Recently, Rebecca Solnit in The Guardian described the year 1995, as that old, slow world you could describe the way George Eliot described life before the railroad.
Solnit goes on to describe her stately 1995 routine: She read the newspaper in the morning, listened to the news in the evening and received other news via letter once a day. Her computer was unconnected and so, behaved like a word processor on a desk.
Nowadays, her computer is more like a cocktail party full of chatter increasingly fragmented streams of news and data, leaving Solnit to feel like an anachronism in this completely different world.
As a computer scientist in 1995, my experience was quite different. I already had my first webpage: ‘Hello World!’ and felt connected. I was a graphics programmer and HCI researcher, and I loved sharing information on newsgroups or by email. I lived in Switzerland and was thrilled when the UK newspapers went online. I no longer had to wait for day old news from good old Blighty. Technology helped my research and enriched my life daily.
Ten years on, I trained to be a journalist. During the course, we were told to read all the newspapers everyday and then pitch articles which were very similar to the ones already in the paper. Anniversaries of public events and the deaths, marriages of famous people, were always good fodder to fill up the papers. And a spot of ambulance chasing could get you that human interest story.
It did strike me as all a bit old-fashioned. So, I shouldn’t be so surprised that Solnit feels left behind. This new technology is threatening her way of life when really it could be helping her. And it is interesting that Solnit compares the rate of change today with the Victorian railroads and the fast changing world back then. It is a satisfying comparison.
Alison Byerly, in her book, Are we there yet? Virtual travel and Victorian realism recently reviewed in the TLS, compares chat rooms to railway carriages, SimCity to hot air balloons, and blog links to K. Jerome’s Three Men in a Boat. She also gives a lovely example of Victorian armchair travel when she describes Albert Smith’s Ascent of Mont Blanc (1851-6), which was an interactive scene of a full scale chalet exterior, a pool of water containing live fish, and ten Saint Bernards who would trot about the auditorium delivering packets to chocolate to children. Smith targeted people who would never actually go to Mont Blanc. It was too far and too expensive to travel in their lifetimes. But they could go along to his exhibition and experience the thrill of the ascent.
Today, with a click of a button, we can watch footage of people climbing Mont Blanc and eating chocolate on YouTube. Byerly mentions virtual reality (VR) as another parallel for Smith’s exhibition: but really how many people do you know have a head-mounted display and data-gloves? And really is VR what we need? After, it is a shared experience we are seeking, something we can talk about and take part in together in order to understand. Elsewhere in her book, Byerly gives examples of Victorian full-scale recreations of train crashes and other disasters.
Recently, the New York Times ran a long feature called Snow Fall online about an avalanche at Tunnel Creak, Stevens pass, Washington. There are slide shows of the deceased and their families, pictures of the history of Tunnel Pass, and a computer-generated simulation of the avalanche. It is a great piece of journalism enriched beautifully by technology.

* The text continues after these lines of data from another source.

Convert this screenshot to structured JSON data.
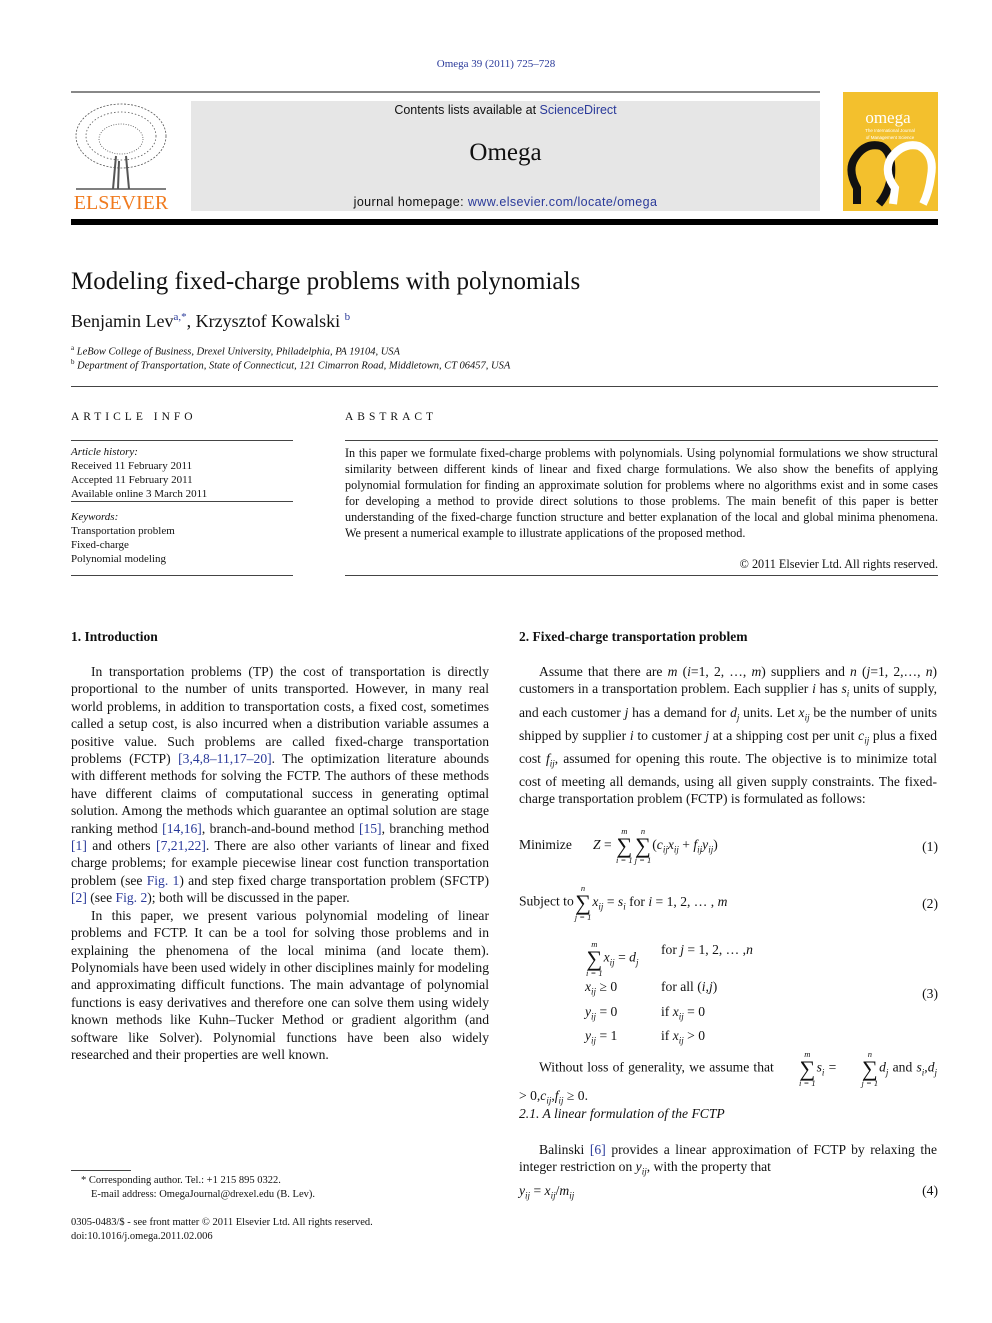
{
  "header": {
    "citation": "Omega 39 (2011) 725–728",
    "contents_prefix": "Contents lists available at ",
    "contents_link": "ScienceDirect",
    "journal": "Omega",
    "homepage_prefix": "journal homepage: ",
    "homepage_link": "www.elsevier.com/locate/omega",
    "publisher_logo": "ELSEVIER",
    "cover_title": "omega",
    "cover_subtitle": "The International Journal of Management Science",
    "colors": {
      "publisher": "#f07b1f",
      "cover": "#f3c02d",
      "link": "#2a3a9a"
    }
  },
  "article": {
    "title": "Modeling fixed-charge problems with polynomials",
    "authors": [
      {
        "name": "Benjamin Lev",
        "sup": "a,*"
      },
      {
        "name": "Krzysztof Kowalski",
        "sup": "b"
      }
    ],
    "affiliations": [
      {
        "sup": "a",
        "text": "LeBow College of Business, Drexel University, Philadelphia, PA 19104, USA"
      },
      {
        "sup": "b",
        "text": "Department of Transportation, State of Connecticut, 121 Cimarron Road, Middletown, CT 06457, USA"
      }
    ]
  },
  "info": {
    "heading": "ARTICLE INFO",
    "history_label": "Article history:",
    "history": [
      "Received 11 February 2011",
      "Accepted 11 February 2011",
      "Available online 3 March 2011"
    ],
    "keywords_label": "Keywords:",
    "keywords": [
      "Transportation problem",
      "Fixed-charge",
      "Polynomial modeling"
    ]
  },
  "abstract": {
    "heading": "ABSTRACT",
    "text": "In this paper we formulate fixed-charge problems with polynomials. Using polynomial formulations we show structural similarity between different kinds of linear and fixed charge formulations. We also show the benefits of applying polynomial formulation for finding an approximate solution for problems where no algorithms exist and in some cases for developing a method to provide direct solutions to those problems. The main benefit of this paper is better understanding of the fixed-charge function structure and better explanation of the local and global minima phenomena. We present a numerical example to illustrate applications of the proposed method.",
    "copyright": "© 2011 Elsevier Ltd. All rights reserved."
  },
  "left": {
    "heading": "1.  Introduction",
    "paragraphs": [
      [
        [
          "t",
          "In transportation problems (TP) the cost of transportation is directly proportional to the number of units transported. However, in many real world problems, in addition to transportation costs, a fixed cost, sometimes called a setup cost, is also incurred when a distribution variable assumes a positive value. Such problems are called fixed-charge transportation problems (FCTP) "
        ],
        [
          "l",
          "[3,4,8–11,17–20]"
        ],
        [
          "t",
          ". The optimization literature abounds with different methods for solving the FCTP. The authors of these methods have different claims of computational success in generating optimal solution. Among the methods which guarantee an optimal solution are stage ranking method "
        ],
        [
          "l",
          "[14,16]"
        ],
        [
          "t",
          ", branch-and-bound method "
        ],
        [
          "l",
          "[15]"
        ],
        [
          "t",
          ", branching method "
        ],
        [
          "l",
          "[1]"
        ],
        [
          "t",
          " and others "
        ],
        [
          "l",
          "[7,21,22]"
        ],
        [
          "t",
          ". There are also other variants of linear and fixed charge problems; for example piecewise linear cost function transportation problem (see "
        ],
        [
          "l",
          "Fig. 1"
        ],
        [
          "t",
          ") and step fixed charge transportation problem (SFCTP) "
        ],
        [
          "l",
          "[2]"
        ],
        [
          "t",
          " (see "
        ],
        [
          "l",
          "Fig. 2"
        ],
        [
          "t",
          "); both will be discussed in the paper."
        ]
      ],
      [
        [
          "t",
          "In this paper, we present various polynomial modeling of linear problems and FCTP. It can be a tool for solving those problems and in explaining the phenomena of the local minima (and locate them). Polynomials have been used widely in other disciplines mainly for modeling and approximating difficult functions. The main advantage of polynomial functions is easy derivatives and therefore one can solve them using widely known methods like Kuhn–Tucker Method or gradient algorithm (and software like Solver). Polynomial functions have been also widely researched and their properties are well known."
        ]
      ]
    ],
    "footnotes": [
      "* Corresponding author. Tel.: +1 215 895 0322.",
      "E-mail address: OmegaJournal@drexel.edu (B. Lev)."
    ],
    "front_matter": "0305-0483/$ - see front matter © 2011 Elsevier Ltd. All rights reserved.",
    "doi": "doi:10.1016/j.omega.2011.02.006"
  },
  "right": {
    "heading": "2.  Fixed-charge transportation problem",
    "p1": [
      [
        "t",
        "Assume that there are "
      ],
      [
        "i",
        "m"
      ],
      [
        "t",
        " ("
      ],
      [
        "i",
        "i"
      ],
      [
        "t",
        "=1, 2, …, "
      ],
      [
        "i",
        "m"
      ],
      [
        "t",
        ") suppliers and "
      ],
      [
        "i",
        "n"
      ],
      [
        "t",
        " ("
      ],
      [
        "i",
        "j"
      ],
      [
        "t",
        "=1, 2,…, "
      ],
      [
        "i",
        "n"
      ],
      [
        "t",
        ") customers in a transportation problem. Each supplier "
      ],
      [
        "i",
        "i"
      ],
      [
        "t",
        " has "
      ],
      [
        "i",
        "s"
      ],
      [
        "s",
        "i"
      ],
      [
        "t",
        " units of supply, and each customer "
      ],
      [
        "i",
        "j"
      ],
      [
        "t",
        " has a demand for "
      ],
      [
        "i",
        "d"
      ],
      [
        "s",
        "j"
      ],
      [
        "t",
        " units. Let "
      ],
      [
        "i",
        "x"
      ],
      [
        "s",
        "ij"
      ],
      [
        "t",
        " be the number of units shipped by supplier "
      ],
      [
        "i",
        "i"
      ],
      [
        "t",
        " to customer "
      ],
      [
        "i",
        "j"
      ],
      [
        "t",
        " at a shipping cost per unit "
      ],
      [
        "i",
        "c"
      ],
      [
        "s",
        "ij"
      ],
      [
        "t",
        " plus a fixed cost "
      ],
      [
        "i",
        "f"
      ],
      [
        "s",
        "ij"
      ],
      [
        "t",
        ", assumed for opening this route. The objective is to minimize total cost of meeting all demands, using all given supply constraints. The fixed-charge transportation problem (FCTP) is formulated as follows:"
      ]
    ],
    "eq1": {
      "label": "Minimize",
      "expr": [
        [
          "i",
          "Z"
        ],
        [
          "t",
          " = "
        ],
        [
          "sum",
          "m",
          "i = 1"
        ],
        [
          "sum",
          "n",
          "j = 1"
        ],
        [
          "t",
          "("
        ],
        [
          "i",
          "c"
        ],
        [
          "s",
          "ij"
        ],
        [
          "i",
          "x"
        ],
        [
          "s",
          "ij"
        ],
        [
          "t",
          " + "
        ],
        [
          "i",
          "f"
        ],
        [
          "s",
          "ij"
        ],
        [
          "i",
          "y"
        ],
        [
          "s",
          "ij"
        ],
        [
          "t",
          ")"
        ]
      ],
      "num": "(1)"
    },
    "eq2": {
      "label": "Subject to",
      "expr": [
        [
          "sum",
          "n",
          "j = 1"
        ],
        [
          "i",
          "x"
        ],
        [
          "s",
          "ij"
        ],
        [
          "t",
          " = "
        ],
        [
          "i",
          "s"
        ],
        [
          "s",
          "i"
        ],
        [
          "t",
          "  for "
        ],
        [
          "i",
          "i"
        ],
        [
          "t",
          " = 1, 2, … , "
        ],
        [
          "i",
          "m"
        ]
      ],
      "num": "(2)"
    },
    "eq3": {
      "rows": [
        {
          "a": [
            [
              "sum",
              "m",
              "i = 1"
            ],
            [
              "i",
              "x"
            ],
            [
              "s",
              "ij"
            ],
            [
              "t",
              " = "
            ],
            [
              "i",
              "d"
            ],
            [
              "s",
              "j"
            ]
          ],
          "b": [
            [
              "t",
              "for "
            ],
            [
              "i",
              "j"
            ],
            [
              "t",
              " = 1, 2, … ,"
            ],
            [
              "i",
              "n"
            ]
          ]
        },
        {
          "a": [
            [
              "i",
              "x"
            ],
            [
              "s",
              "ij"
            ],
            [
              "t",
              " ≥ 0"
            ]
          ],
          "b": [
            [
              "t",
              "for all ("
            ],
            [
              "i",
              "i,j"
            ],
            [
              "t",
              ")"
            ]
          ]
        },
        {
          "a": [
            [
              "i",
              "y"
            ],
            [
              "s",
              "ij"
            ],
            [
              "t",
              " = 0"
            ]
          ],
          "b": [
            [
              "t",
              "if "
            ],
            [
              "i",
              "x"
            ],
            [
              "s",
              "ij"
            ],
            [
              "t",
              " = 0"
            ]
          ]
        },
        {
          "a": [
            [
              "i",
              "y"
            ],
            [
              "s",
              "ij"
            ],
            [
              "t",
              " = 1"
            ]
          ],
          "b": [
            [
              "t",
              "if "
            ],
            [
              "i",
              "x"
            ],
            [
              "s",
              "ij"
            ],
            [
              "t",
              " > 0"
            ]
          ]
        }
      ],
      "num": "(3)"
    },
    "p2": [
      [
        "t",
        "Without loss of generality, we assume that "
      ],
      [
        "sum",
        "m",
        "i = 1"
      ],
      [
        "i",
        "s"
      ],
      [
        "s",
        "i"
      ],
      [
        "t",
        " = "
      ],
      [
        "sum",
        "n",
        "j = 1"
      ],
      [
        "i",
        "d"
      ],
      [
        "s",
        "j"
      ],
      [
        "t",
        " and "
      ],
      [
        "i",
        "s"
      ],
      [
        "s",
        "i"
      ],
      [
        "t",
        ","
      ],
      [
        "i",
        "d"
      ],
      [
        "s",
        "j"
      ],
      [
        "t",
        " > 0,"
      ],
      [
        "i",
        "c"
      ],
      [
        "s",
        "ij"
      ],
      [
        "t",
        ","
      ],
      [
        "i",
        "f"
      ],
      [
        "s",
        "ij"
      ],
      [
        "t",
        " ≥ 0."
      ]
    ],
    "subheading": "2.1.  A linear formulation of the FCTP",
    "p3": [
      [
        "t",
        "Balinski "
      ],
      [
        "l",
        "[6]"
      ],
      [
        "t",
        " provides a linear approximation of FCTP by relaxing the integer restriction on "
      ],
      [
        "i",
        "y"
      ],
      [
        "s",
        "ij"
      ],
      [
        "t",
        ", with the property that"
      ]
    ],
    "eq4": {
      "expr": [
        [
          "i",
          "y"
        ],
        [
          "s",
          "ij"
        ],
        [
          "t",
          " = "
        ],
        [
          "i",
          "x"
        ],
        [
          "s",
          "ij"
        ],
        [
          "t",
          "/"
        ],
        [
          "i",
          "m"
        ],
        [
          "s",
          "ij"
        ]
      ],
      "num": "(4)"
    }
  }
}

It is the modern day equivalent of the Victorian exhibitions.
According to Wikipedia, journalism began in 1400s. Italian and German businessmen wrote down the latest news and circulated it to their connections in the city. The practice grew, especially during wartime so that the people back home would know what was going on. Journalists were providing a service – informing and updating peoples’ lives.
And, now we have access to the latest news all the time. From the simple #hashtag on twitter to longer news articles which are presented in a magazine format by Flipboard. But it is not always new information that we need. Sometimes, we need in depth analysis and explanation, a shared experience, a shared understanding.
At best, journalists are recorders of our time. They bring us life changing historical events, perceived injustices, and remind us of things we should never forget. They write it down and revisit so that we don’t forget. Good journalists articulate our thoughts and connect to our minds. Now they can do this better than ever with insightful visualisation whilst connecting information to give us insight and enlightenment.
Magazine mogul, Chris Anderson, started the TED talks because he felt that television wasn’t challenging enough and he believed intellectual mobility was the future. In an article in the Guardian, Anderson talks about crowd-accelerated learning, and bringing intellectual stimulus and experience to YouTube audiences by the world’s leading thinkers.
The positive adoption of technology by broadcast media and TV networks (like OWN) and some journalists is exciting. Many broadcast and media courses now teach emerging technologies and so the potential is there to create enriching and enlightening features that educate us all.
Emerging journalism: a new way of sharing experiences.